The mitral valve has two leaflets of markedly dissimilar shape and circumferential length (figure 8). The most anteriorly located leaflet is square in shape and takes up only one-third of the circumference. Its most characteristic feature is its fibrous continuity with the leaflets of the aortic valve (figure 9). The posterior leaflet is long and thin, making up two-thirds of the annular circumference. It is attached throughout its length to the diaphragmatic wall of the ventricle. The commissure between the leaflets is orientated in a posteromedial and anterolateral position. Its two ends are traditionally described as separate commissures, which are supported by prominent anterior and posterior papillary muscles which have their origins very close together. A characteristic feature is that the mitral valve never possesses chordal attachments to the septum in contrast to the tricuspid valve. The apex of the left ventricle has fine trabeculae and the septal surface is smooth. The left ventricular wall thickness is best measured on mid-ventricular slice as already described. Around 12–15 mm thickness is normal and should not include trabeculae. The outlet from the left ventricle leads to the aortic valve. There is no muscular ventricular-infundibular fold in the left ventricle which separates the mitral and aortic valve so that they are in direct continuity and disease of one can easily spread to the other (figure 9).
Examination of the heart valves
Both atrioventricular valves are inspected from above and below in order to assess the degree of stenosis or floppy change that may be present, as well as the possibility of vegetations and perforations with infection. Inspect closely the valves and record ring circumferences. Annular dilatation, leaflet fibrosis, distortion, calcification or other pathology is noted. If chordal or papillary muscle rupture is suspected which is usually seen in the mitral valve, first cut transversely at the apex and locate the origin of both papillary muscles, then cut upwards on the obtuse margin between the papillary muscles in order to expose the whole tensor apparatus and assess for chordal rupture. If a valve abnormality requires closer inspection, the atria, including interatrial septum, may be removed 1 cm above the atrioventricular valves. The ventricular aspects of the atrioventricular valves can be viewed following removal of the serial slices of ventricle as described above.

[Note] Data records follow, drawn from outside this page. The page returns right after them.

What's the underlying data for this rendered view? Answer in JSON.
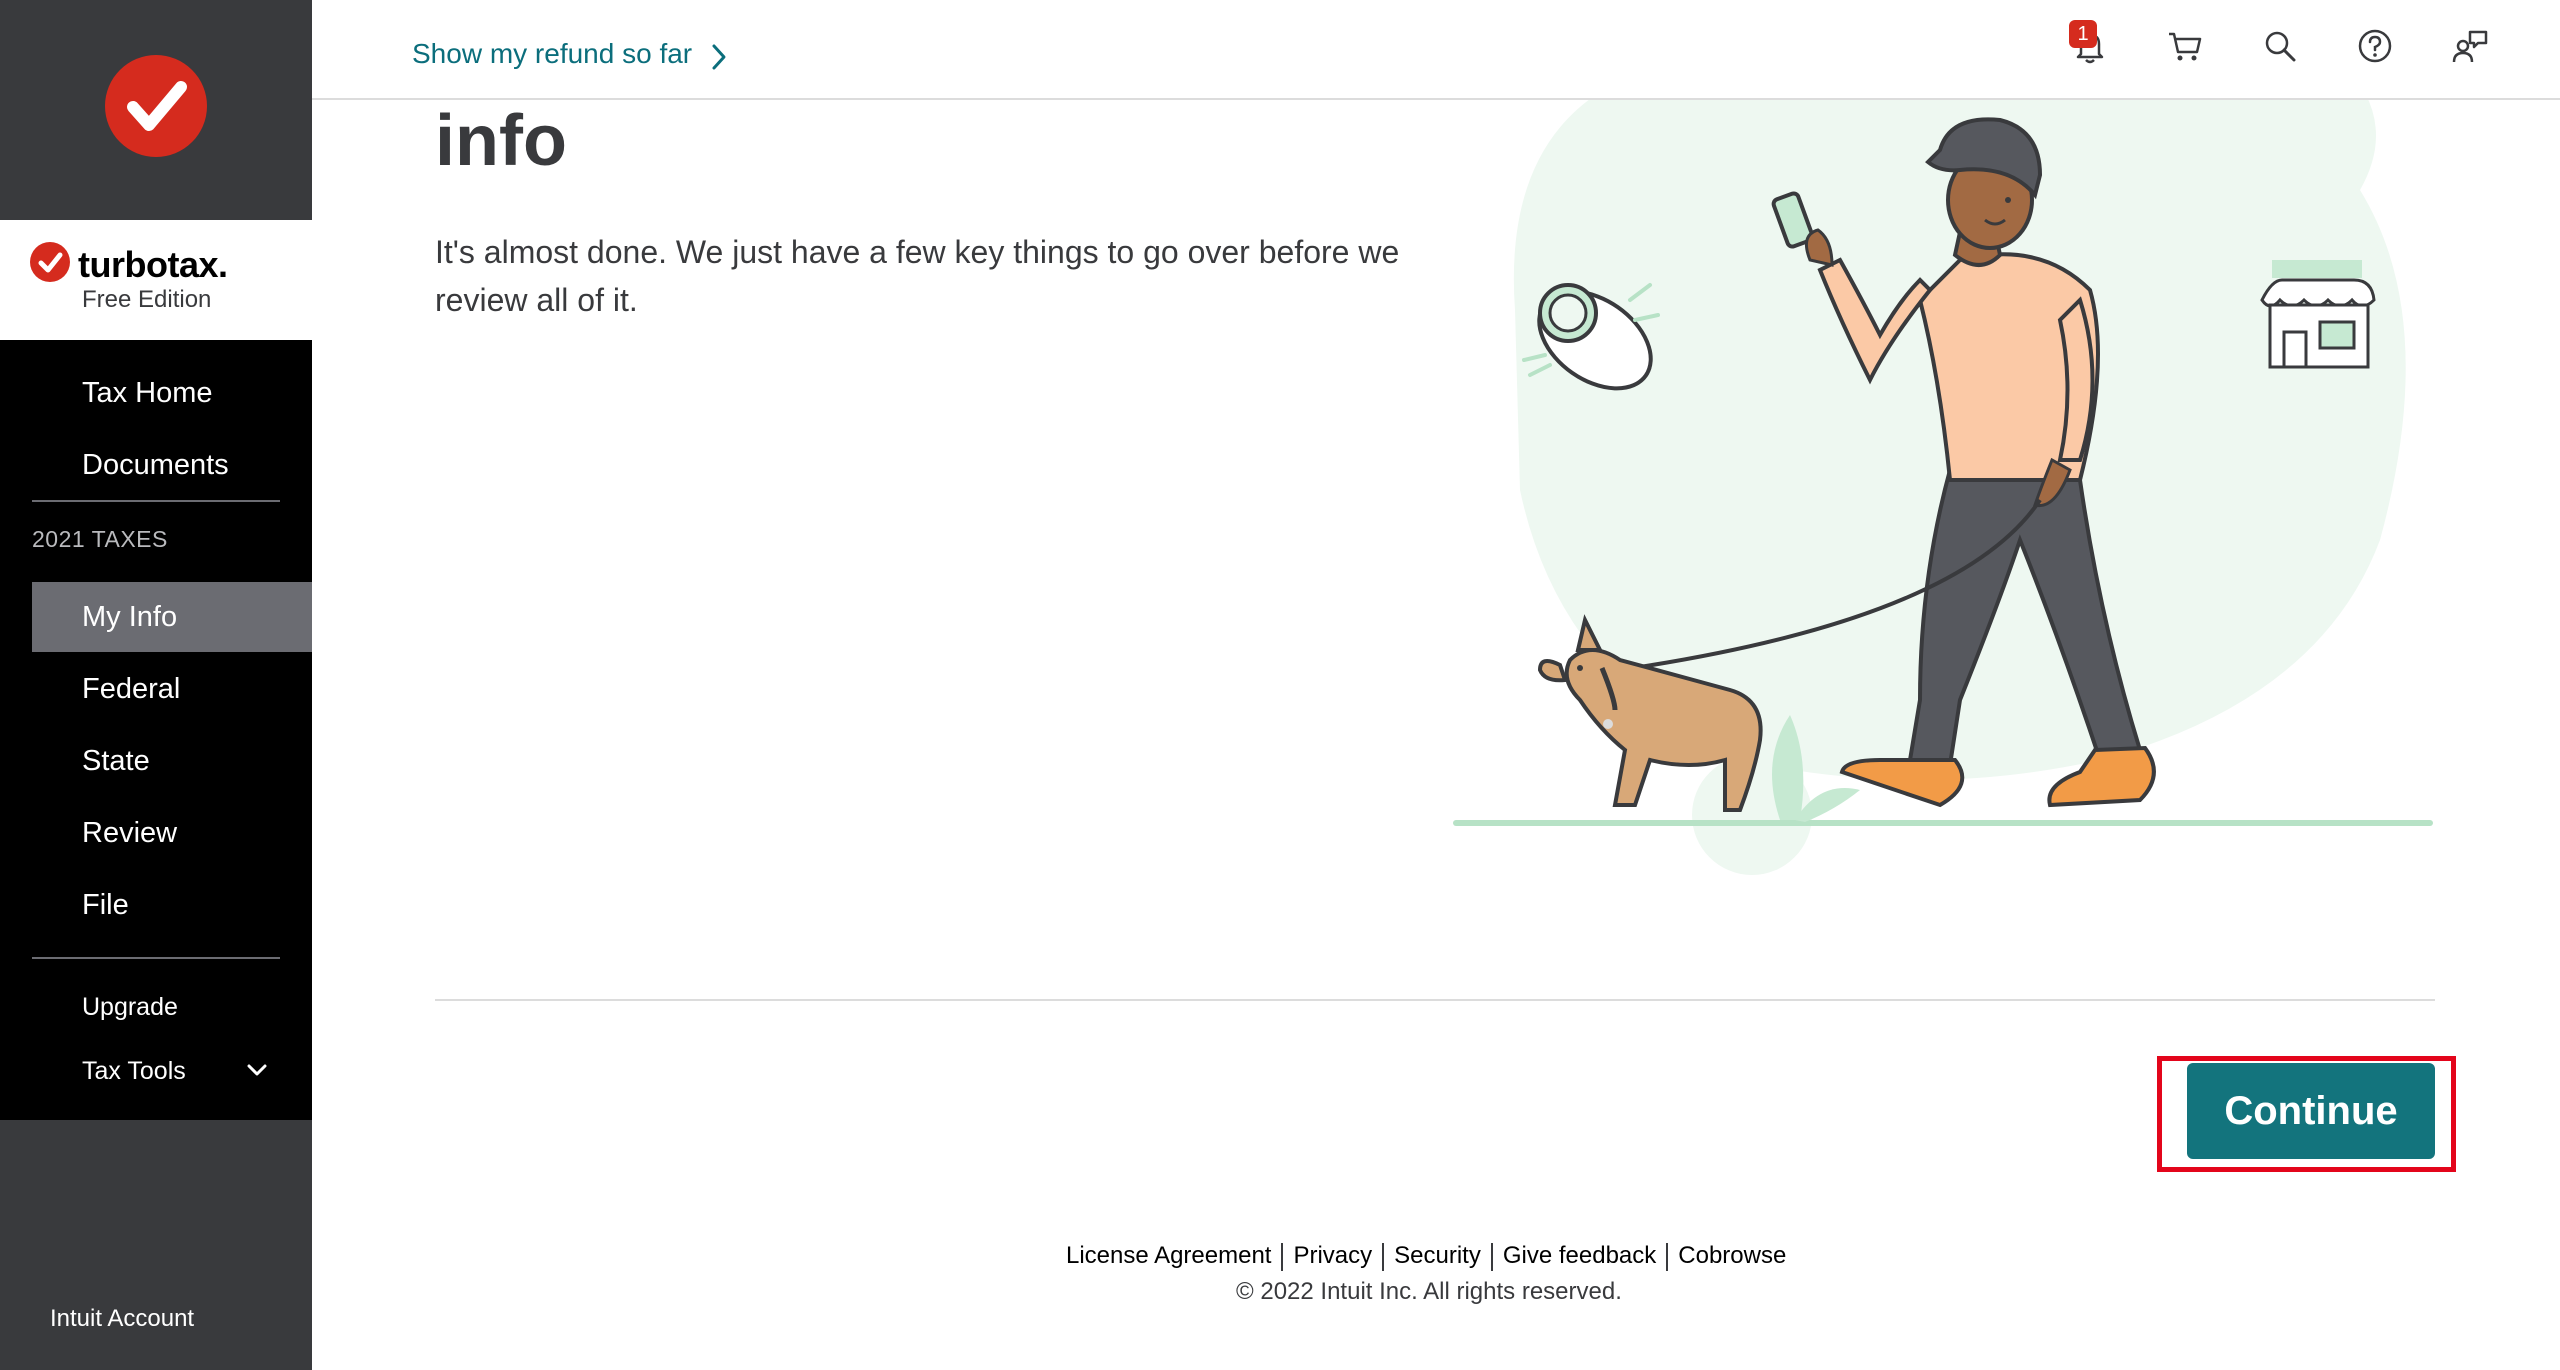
{
  "sidebar": {
    "brand_name": "turbotax.",
    "brand_edition": "Free Edition",
    "items": [
      {
        "label": "Tax Home"
      },
      {
        "label": "Documents"
      },
      {
        "label": "My Info"
      },
      {
        "label": "Federal"
      },
      {
        "label": "State"
      },
      {
        "label": "Review"
      },
      {
        "label": "File"
      },
      {
        "label": "Upgrade"
      },
      {
        "label": "Tax Tools"
      }
    ],
    "section_label": "2021 TAXES",
    "account_label": "Intuit Account"
  },
  "header": {
    "refund_link": "Show my refund so far",
    "notification_count": "1",
    "icons": [
      "bell-icon",
      "cart-icon",
      "search-icon",
      "help-icon",
      "chat-icon"
    ]
  },
  "main": {
    "heading": "info",
    "body": "It's almost done. We just have a few key things to go over before we review all of it.",
    "continue_label": "Continue"
  },
  "footer": {
    "links": [
      "License Agreement",
      "Privacy",
      "Security",
      "Give feedback",
      "Cobrowse"
    ],
    "copyright": "© 2022 Intuit Inc. All rights reserved."
  },
  "colors": {
    "accent": "#13747d",
    "link": "#0b6e7c",
    "brand_red": "#d52b1e",
    "sidebar_dark": "#393a3d"
  }
}
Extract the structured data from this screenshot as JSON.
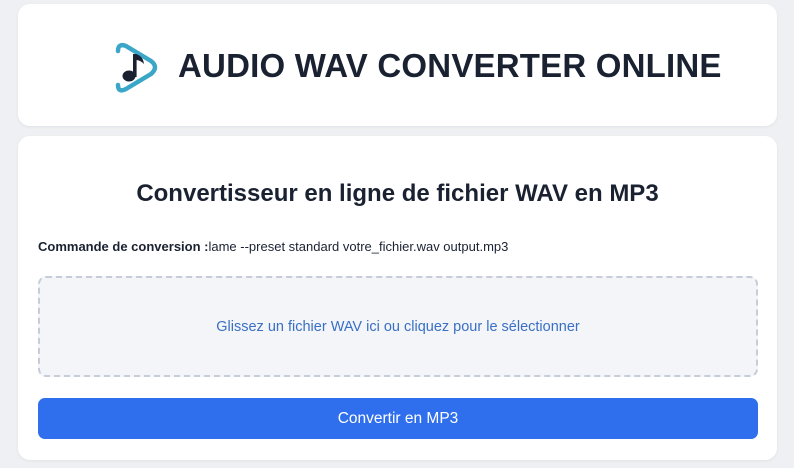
{
  "header": {
    "title": "AUDIO WAV CONVERTER ONLINE",
    "logo_icon": "music-note-play-icon"
  },
  "converter": {
    "title": "Convertisseur en ligne de fichier WAV en MP3",
    "command_label": "Commande de conversion :",
    "command_value": "lame --preset standard votre_fichier.wav output.mp3",
    "drop_zone_text": "Glissez un fichier WAV ici ou cliquez pour le sélectionner",
    "convert_button_label": "Convertir en MP3"
  },
  "colors": {
    "accent": "#2f6fed",
    "logo_teal": "#3aa7c8",
    "drop_text": "#3a6fc4",
    "title_text": "#1a2232"
  }
}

The semilunar valves are best studied after removal of the aorta and main pulmonary artery above the coronary ostia or valve annulus. Measurements of the circumference of valves are not useful in valve stenosis, but can be useful for incompetence. For histology, the leaflets are sectioned together with a portion of the adjacent atrium and ventricle/or vessel walls. The posterior leaflet of the tricuspid and portion of right atrium, right coronary artery and lateral right ventricle are included in the lateral cut described above (figures 4 and 15). The posterior mitral valve leaflet is sectioned including a portion of left atrium, left atrioventricular groove, great vein with circumflex coronary artery and left ventricular free wall in that lateral incision as described above (figures 8 and 15). Histological sections of aortic and pulmonary valves should include artery above and ventricular muscle below.
In aortic stenosis, there is usually extensive nodular calcification of all three leaflets with nodules obvious on the aortic side of the valves. The leaflets will be rigid and not allow one finger insertion. Remember that aortic valve leaflets thicken with age and become stiffer (aortic sclerosis) but will still be freely mobile.
In floppy mitral valve there is usually a mild degree of ballooning between chordae in patients over the age of 40 but for significant floppy change, note ballooning above the atrioventricular junction on opening up the left atrium and inspecting the valve from above. One can also fill the intact left ventricle with water and note the closing of the valve to look for ballooning also. The normal valve will oppose both leaflets as a smooth floor with no ballooning into the left atrium.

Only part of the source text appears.